NZ Herald on Uber
The Herald editorial:
It is a brave regulator who would claim official licensing paperwork is superior to the constant customer assessments that are commonly available for internet-based services. If the service is making available to users the impressions, observations and experiences of previous passengers, these would be a far more searching and reliable measure of safety than the routine checks of departmental registers. Police and medical records will not contain more than a fraction of those who might not be suitable, and will bar some who have outgrown youthful crimes.

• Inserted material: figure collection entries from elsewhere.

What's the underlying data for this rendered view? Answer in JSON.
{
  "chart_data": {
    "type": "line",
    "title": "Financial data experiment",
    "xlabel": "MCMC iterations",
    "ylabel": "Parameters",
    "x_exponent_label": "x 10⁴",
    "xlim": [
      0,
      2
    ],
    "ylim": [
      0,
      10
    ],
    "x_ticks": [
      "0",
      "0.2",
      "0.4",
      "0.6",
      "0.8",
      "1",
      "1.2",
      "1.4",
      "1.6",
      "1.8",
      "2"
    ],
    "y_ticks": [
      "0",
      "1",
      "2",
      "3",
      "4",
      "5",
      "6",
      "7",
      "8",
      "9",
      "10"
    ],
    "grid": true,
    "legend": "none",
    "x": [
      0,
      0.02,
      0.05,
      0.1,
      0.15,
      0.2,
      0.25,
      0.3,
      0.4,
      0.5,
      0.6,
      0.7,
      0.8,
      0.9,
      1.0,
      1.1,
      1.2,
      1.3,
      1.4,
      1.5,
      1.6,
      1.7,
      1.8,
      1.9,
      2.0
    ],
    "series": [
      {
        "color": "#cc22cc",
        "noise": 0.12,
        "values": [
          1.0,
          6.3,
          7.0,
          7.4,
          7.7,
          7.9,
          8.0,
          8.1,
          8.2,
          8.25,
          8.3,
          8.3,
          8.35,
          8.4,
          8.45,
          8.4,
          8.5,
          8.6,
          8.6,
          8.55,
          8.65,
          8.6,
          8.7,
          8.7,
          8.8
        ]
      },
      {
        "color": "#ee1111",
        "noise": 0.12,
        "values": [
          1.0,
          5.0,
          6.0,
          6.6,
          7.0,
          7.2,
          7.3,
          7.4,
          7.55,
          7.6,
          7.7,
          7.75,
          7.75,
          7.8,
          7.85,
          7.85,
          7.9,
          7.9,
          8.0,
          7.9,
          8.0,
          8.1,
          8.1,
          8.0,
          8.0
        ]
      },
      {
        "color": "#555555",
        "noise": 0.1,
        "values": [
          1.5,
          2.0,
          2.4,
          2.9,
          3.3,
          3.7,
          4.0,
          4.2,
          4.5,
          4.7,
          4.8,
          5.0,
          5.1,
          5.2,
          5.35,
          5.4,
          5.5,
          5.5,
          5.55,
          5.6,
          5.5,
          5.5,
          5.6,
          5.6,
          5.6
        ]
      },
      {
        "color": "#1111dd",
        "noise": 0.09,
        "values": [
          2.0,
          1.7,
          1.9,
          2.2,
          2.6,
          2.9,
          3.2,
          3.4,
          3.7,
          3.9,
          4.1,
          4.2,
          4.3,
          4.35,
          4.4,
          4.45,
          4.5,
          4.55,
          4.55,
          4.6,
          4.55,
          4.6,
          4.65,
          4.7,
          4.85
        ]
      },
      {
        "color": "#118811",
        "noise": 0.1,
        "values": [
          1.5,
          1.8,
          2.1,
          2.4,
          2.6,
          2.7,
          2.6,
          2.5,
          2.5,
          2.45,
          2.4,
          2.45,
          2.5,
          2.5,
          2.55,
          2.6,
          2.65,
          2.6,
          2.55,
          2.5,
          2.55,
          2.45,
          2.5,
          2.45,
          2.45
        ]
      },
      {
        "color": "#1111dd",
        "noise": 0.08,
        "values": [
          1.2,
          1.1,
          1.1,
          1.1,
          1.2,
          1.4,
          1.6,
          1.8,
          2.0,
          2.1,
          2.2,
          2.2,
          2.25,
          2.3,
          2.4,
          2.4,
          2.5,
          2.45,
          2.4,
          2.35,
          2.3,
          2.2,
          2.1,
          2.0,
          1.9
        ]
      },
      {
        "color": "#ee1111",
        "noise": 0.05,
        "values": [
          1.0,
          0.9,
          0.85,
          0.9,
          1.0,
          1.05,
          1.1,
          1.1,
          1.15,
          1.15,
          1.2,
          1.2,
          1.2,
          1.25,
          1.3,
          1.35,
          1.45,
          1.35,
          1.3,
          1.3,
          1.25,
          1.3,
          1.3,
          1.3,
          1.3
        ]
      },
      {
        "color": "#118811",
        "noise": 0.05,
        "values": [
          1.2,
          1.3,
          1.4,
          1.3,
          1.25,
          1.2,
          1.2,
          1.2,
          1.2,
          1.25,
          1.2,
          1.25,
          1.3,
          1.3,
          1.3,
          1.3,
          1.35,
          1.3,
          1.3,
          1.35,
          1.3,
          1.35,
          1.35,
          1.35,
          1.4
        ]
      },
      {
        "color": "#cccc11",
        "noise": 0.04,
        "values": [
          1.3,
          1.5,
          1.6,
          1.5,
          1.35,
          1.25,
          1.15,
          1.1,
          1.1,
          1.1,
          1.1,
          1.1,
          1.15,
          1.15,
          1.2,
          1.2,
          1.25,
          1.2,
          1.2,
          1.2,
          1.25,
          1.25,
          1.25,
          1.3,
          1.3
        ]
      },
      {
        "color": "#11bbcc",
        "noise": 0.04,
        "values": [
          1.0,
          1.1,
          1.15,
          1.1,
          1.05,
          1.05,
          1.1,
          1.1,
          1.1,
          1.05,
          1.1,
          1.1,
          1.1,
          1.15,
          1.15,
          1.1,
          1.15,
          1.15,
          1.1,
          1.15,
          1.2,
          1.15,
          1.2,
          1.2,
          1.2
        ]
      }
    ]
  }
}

The internet is making many activities safer, and Uber is no exception. Its app provides regular checks on where the vehicle is and the route it is taking. Its lower costs and online payment system make it attractive to many, but not to everybody. Some people do not like the idea of riding in a car that feels like what it is: a stranger’s personal or family vehicle. There will continue to be a market for well-presented commercial taxis in which the passenger can preserve the detachment of a paying customer.
Traditional taxi operators insist Uber drivers should be subject to the same licensing requirements they face. The Transport Minister seems to agree with them. But his only concern should be public safety.

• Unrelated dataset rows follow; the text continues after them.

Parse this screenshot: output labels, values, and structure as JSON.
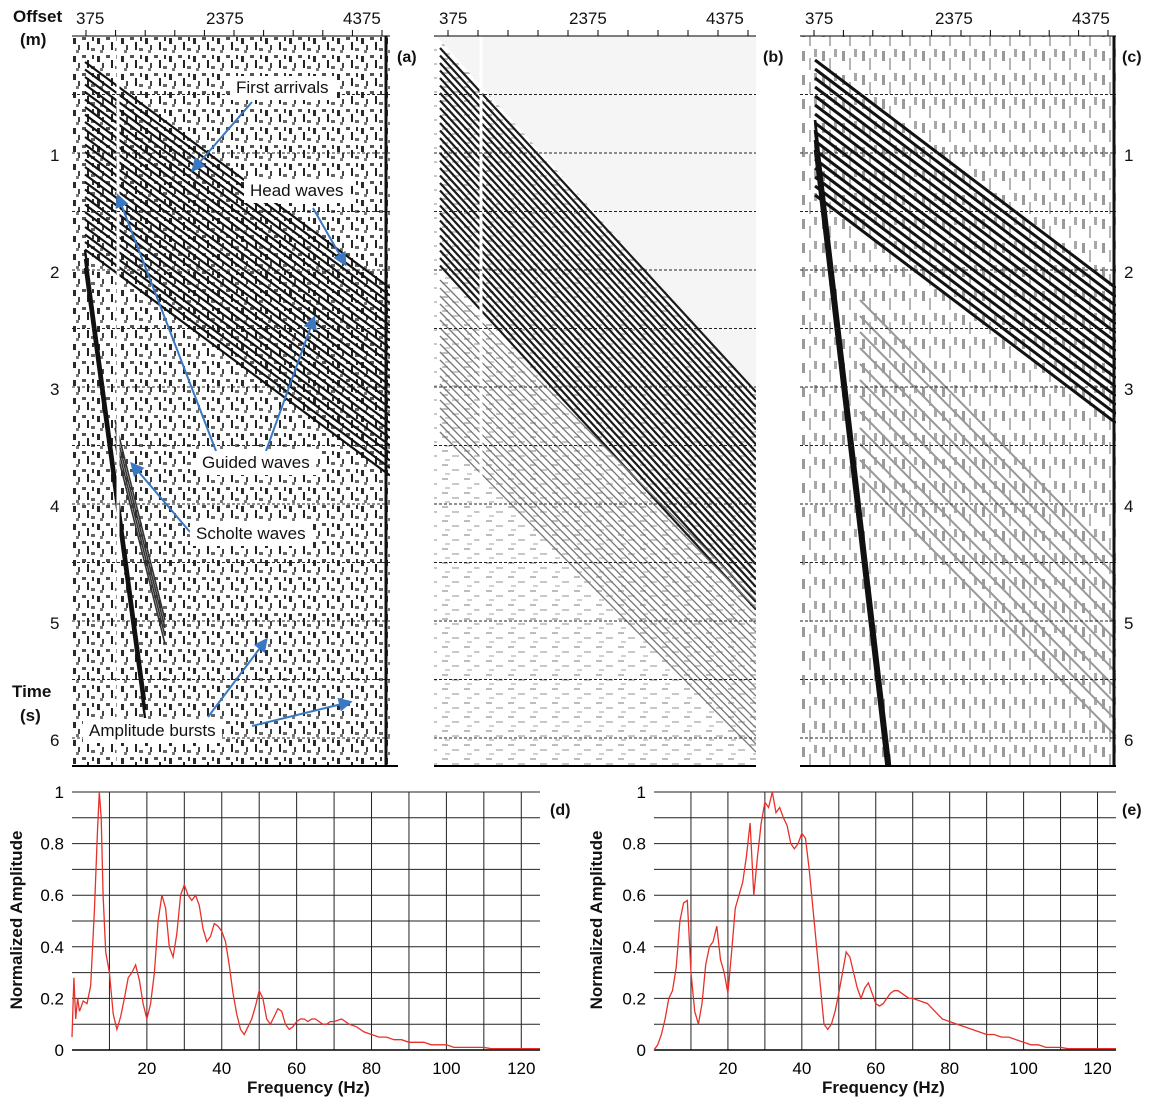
{
  "seismic": {
    "offset_label": [
      "Offset",
      "(m)"
    ],
    "time_label": [
      "Time",
      "(s)"
    ],
    "offset_ticks": [
      "375",
      "2375",
      "4375"
    ],
    "time_ticks": [
      "1",
      "2",
      "3",
      "4",
      "5",
      "6"
    ],
    "panels": [
      "(a)",
      "(b)",
      "(c)"
    ],
    "annotations": {
      "first_arrivals": "First arrivals",
      "head_waves": "Head waves",
      "guided_waves": "Guided waves",
      "scholte_waves": "Scholte waves",
      "amplitude_bursts": "Amplitude bursts"
    },
    "arrow_color": "#3a78c2"
  },
  "chart_data": [
    {
      "type": "line",
      "panel": "(d)",
      "xlabel": "Frequency (Hz)",
      "ylabel": "Normalized Amplitude",
      "xlim": [
        0,
        125
      ],
      "ylim": [
        0,
        1
      ],
      "xticks": [
        20,
        40,
        60,
        80,
        100,
        120
      ],
      "yticks": [
        0,
        0.2,
        0.4,
        0.6,
        0.8,
        1
      ],
      "ytick_labels": [
        "0",
        "0.2",
        "0.4",
        "0.6",
        "0.8",
        "1"
      ],
      "grid": true,
      "color": "#e8302a",
      "series": [
        {
          "x": [
            0,
            0.5,
            1,
            1.5,
            2,
            3,
            4,
            5,
            6,
            6.8,
            7.3,
            7.8,
            8.3,
            9,
            10,
            11,
            12,
            13,
            14,
            15,
            16,
            17,
            18,
            19,
            20,
            21,
            22,
            23,
            24,
            25,
            26,
            27,
            28,
            29,
            30,
            31,
            32,
            33,
            34,
            35,
            36,
            37,
            38,
            39,
            40,
            41,
            42,
            43,
            44,
            45,
            46,
            47,
            48,
            49,
            50,
            51,
            52,
            53,
            54,
            55,
            56,
            57,
            58,
            59,
            60,
            61,
            62,
            63,
            64,
            65,
            66,
            67,
            68,
            69,
            70,
            72,
            74,
            76,
            78,
            80,
            82,
            84,
            86,
            88,
            90,
            92,
            94,
            96,
            98,
            100,
            102,
            104,
            106,
            108,
            110,
            112,
            114,
            116,
            118,
            120,
            122,
            124,
            125
          ],
          "values": [
            0.05,
            0.28,
            0.12,
            0.2,
            0.15,
            0.19,
            0.18,
            0.25,
            0.55,
            0.85,
            1.0,
            0.9,
            0.6,
            0.38,
            0.3,
            0.14,
            0.08,
            0.13,
            0.2,
            0.28,
            0.3,
            0.33,
            0.27,
            0.18,
            0.12,
            0.18,
            0.3,
            0.5,
            0.6,
            0.55,
            0.4,
            0.36,
            0.45,
            0.6,
            0.64,
            0.6,
            0.58,
            0.6,
            0.56,
            0.47,
            0.42,
            0.44,
            0.49,
            0.48,
            0.46,
            0.42,
            0.33,
            0.22,
            0.14,
            0.08,
            0.06,
            0.09,
            0.12,
            0.17,
            0.23,
            0.2,
            0.12,
            0.1,
            0.13,
            0.16,
            0.15,
            0.1,
            0.08,
            0.09,
            0.11,
            0.12,
            0.12,
            0.11,
            0.12,
            0.12,
            0.11,
            0.1,
            0.1,
            0.11,
            0.11,
            0.12,
            0.1,
            0.09,
            0.07,
            0.06,
            0.05,
            0.05,
            0.04,
            0.04,
            0.03,
            0.03,
            0.03,
            0.02,
            0.02,
            0.02,
            0.01,
            0.01,
            0.01,
            0.01,
            0.01,
            0.005,
            0.005,
            0.005,
            0.005,
            0.005,
            0.005,
            0.005,
            0.005
          ]
        }
      ]
    },
    {
      "type": "line",
      "panel": "(e)",
      "xlabel": "Frequency (Hz)",
      "ylabel": "Normalized Amplitude",
      "xlim": [
        0,
        125
      ],
      "ylim": [
        0,
        1
      ],
      "xticks": [
        20,
        40,
        60,
        80,
        100,
        120
      ],
      "yticks": [
        0,
        0.2,
        0.4,
        0.6,
        0.8,
        1
      ],
      "ytick_labels": [
        "0",
        "0.2",
        "0.4",
        "0.6",
        "0.8",
        "1"
      ],
      "grid": true,
      "color": "#e8302a",
      "series": [
        {
          "x": [
            0,
            1,
            2,
            3,
            4,
            5,
            6,
            7,
            8,
            9,
            10,
            11,
            12,
            13,
            14,
            15,
            16,
            17,
            18,
            19,
            20,
            21,
            22,
            23,
            24,
            25,
            26,
            27,
            28,
            29,
            30,
            31,
            32,
            33,
            34,
            35,
            36,
            37,
            38,
            39,
            40,
            41,
            42,
            43,
            44,
            45,
            46,
            47,
            48,
            49,
            50,
            51,
            52,
            53,
            54,
            55,
            56,
            57,
            58,
            59,
            60,
            61,
            62,
            63,
            64,
            65,
            66,
            67,
            68,
            69,
            70,
            72,
            74,
            76,
            78,
            80,
            82,
            84,
            86,
            88,
            90,
            92,
            94,
            96,
            98,
            100,
            102,
            104,
            106,
            108,
            110,
            112,
            114,
            116,
            118,
            120,
            122,
            124,
            125
          ],
          "values": [
            0.0,
            0.02,
            0.06,
            0.12,
            0.2,
            0.23,
            0.32,
            0.5,
            0.57,
            0.58,
            0.3,
            0.15,
            0.1,
            0.18,
            0.33,
            0.4,
            0.42,
            0.48,
            0.35,
            0.3,
            0.22,
            0.38,
            0.55,
            0.6,
            0.65,
            0.75,
            0.88,
            0.6,
            0.75,
            0.88,
            0.96,
            0.94,
            1.0,
            0.92,
            0.94,
            0.9,
            0.87,
            0.8,
            0.78,
            0.8,
            0.84,
            0.82,
            0.7,
            0.55,
            0.4,
            0.25,
            0.1,
            0.08,
            0.1,
            0.15,
            0.22,
            0.3,
            0.38,
            0.36,
            0.3,
            0.24,
            0.2,
            0.24,
            0.26,
            0.22,
            0.18,
            0.17,
            0.18,
            0.2,
            0.22,
            0.23,
            0.23,
            0.22,
            0.21,
            0.2,
            0.2,
            0.19,
            0.18,
            0.15,
            0.12,
            0.11,
            0.1,
            0.09,
            0.08,
            0.07,
            0.06,
            0.06,
            0.05,
            0.05,
            0.04,
            0.03,
            0.02,
            0.02,
            0.01,
            0.01,
            0.01,
            0.005,
            0.005,
            0.005,
            0.005,
            0.005,
            0.005,
            0.005,
            0.005
          ]
        }
      ]
    }
  ]
}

He needs to ask whether licensing procedures devised in a pre-digital age are still warranted when passengers carry personal tracking transmitters and mobile movie cameras and, perhaps more important, every driver knows it. It should not be taking three months and thousands of dollars, or even hundred of dollars, for people to become an Uber driver.
If conventional taxi firms feel this is required for public safety, they can continue to require P endorsements – and promote the fact they offer that level of safety, for what it is worth. Uber is equally confident its screening procedure is sufficient for “the safety outcomes the travelling public want and expect”. It wants to help the Government find a more flexible licensing framework, one more in tune with the future.
What would be interesting is to do an experiment. Allow both models of “safety” and see at the end of a year which has had the fewest incidents.